Bile, sour and unwelcome, rose in Alexia’s throat.

“What?”

“Hush now, Female Specimen, let me work.”

The German watched with frowning attention as the papers finally settled completely at the base of the ball, which, Alexia now realized, was marked with lines. Then he began making notes and diagrams of their location. She tried to think calming thoughts but was beginning to get angry as well as scared. She was finished with being thought of as a specimen.

“You know, they gave to me complete access to the records of their preternatural breeding program? They tried for nearly a hundred years to determine how to successfully breed your species.”

“Humans? Well that couldn’t have been too difficult. I am still human, remember?”

Mr. Lange Wilsdorf ignored this and continued his previous line of reasoning. “You always breed true, but low birth rate and rare female specimens were never explained. Also the program was plagued with the difficulty of the space allotment. Templars could not, for example, keep the babies in the same room or even the same house.”

“So what happened?” Alexia couldn’t help her curiosity.

“The program was stopped, ya. Your father was one of the last, you know?”

Alexia’s eyebrows made an inadvertent bid for the sky. “He was?” Hear that, infant inconvenience, your grandfather was bred by religious zealots as a kind of biological experiment. So much for your family tree.

“Did the Templars raise him?”

Mr.
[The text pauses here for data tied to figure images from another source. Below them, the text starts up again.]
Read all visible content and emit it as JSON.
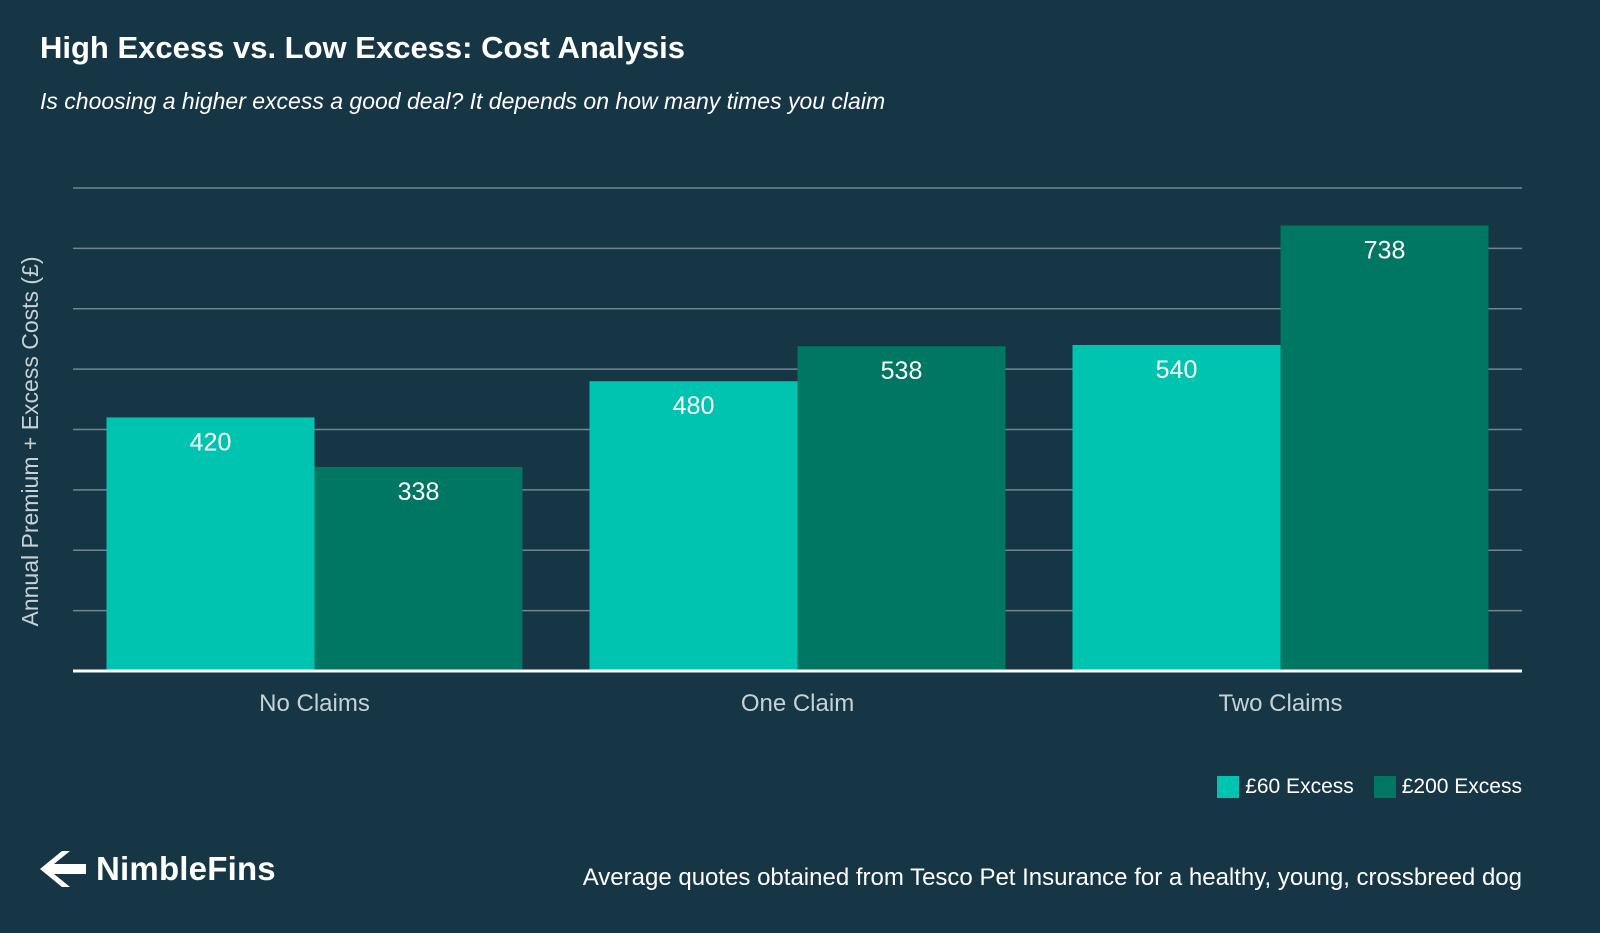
{
  "header": {
    "title": "High Excess vs. Low Excess: Cost Analysis",
    "subtitle": "Is choosing a higher excess a good deal? It depends on how many times you claim"
  },
  "chart_data": {
    "type": "bar",
    "title": "High Excess vs. Low Excess: Cost Analysis",
    "subtitle": "Is choosing a higher excess a good deal? It depends on how many times you claim",
    "xlabel": "",
    "ylabel": "Annual Premium + Excess Costs (£)",
    "categories": [
      "No Claims",
      "One Claim",
      "Two Claims"
    ],
    "series": [
      {
        "name": "£60 Excess",
        "values": [
          420,
          480,
          540
        ],
        "color": "#00c4b0"
      },
      {
        "name": "£200 Excess",
        "values": [
          338,
          538,
          738
        ],
        "color": "#007762"
      }
    ],
    "ylim": [
      0,
      800
    ],
    "grid": true,
    "data_labels": true,
    "legend_position": "bottom-right"
  },
  "legend": {
    "items": [
      {
        "label": "£60 Excess",
        "color": "#00c4b0"
      },
      {
        "label": "£200 Excess",
        "color": "#007762"
      }
    ]
  },
  "footer": {
    "brand": "NimbleFins",
    "brand_icon": "nimblefins-logo-icon",
    "note": "Average quotes obtained from Tesco Pet Insurance for a healthy, young, crossbreed dog"
  },
  "colors": {
    "background": "#163645",
    "grid": "#6f8690",
    "axis": "#ffffff",
    "text": "#ffffff",
    "muted_text": "#c7d2d6"
  }
}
Lange Wilsdorf gave her a peculiar look. “I am not familiar with the specifics.”

Alexia knew absolutely nothing about her father’s childhood; his journals didn’t commence until his university years in Britain and were, she suspected, originally intended as a vehicle for practicing English grammar.

The little scientist appeared to decide that he ought to say no more. Turning back to his bellows and sphere device, he finished his notations and then began a complex series of calculations. When he had finished, he set down his stylographic pen with a pronounced movement.

“Remarkable, ya.”

“What is?”

“There is only one explanation for such results. That you have trace intrinsic aether affixed to the how to say? middle zone, but it is behaving wrong, as though it were bonded but also not, as if it were in the state of flux.”

“Well, good for me.” Then Alexia frowned, remembering their previous discussion. “But, according to your theory, I should have no intrinsic aether at all.”

“Exactly.”

“So your theory is wrong.”

“Or the flux reaction is coming from the embryo.” Mr. Lange Wilsdorf was quite triumphant in this proclamation, as though he was near to explaining everything.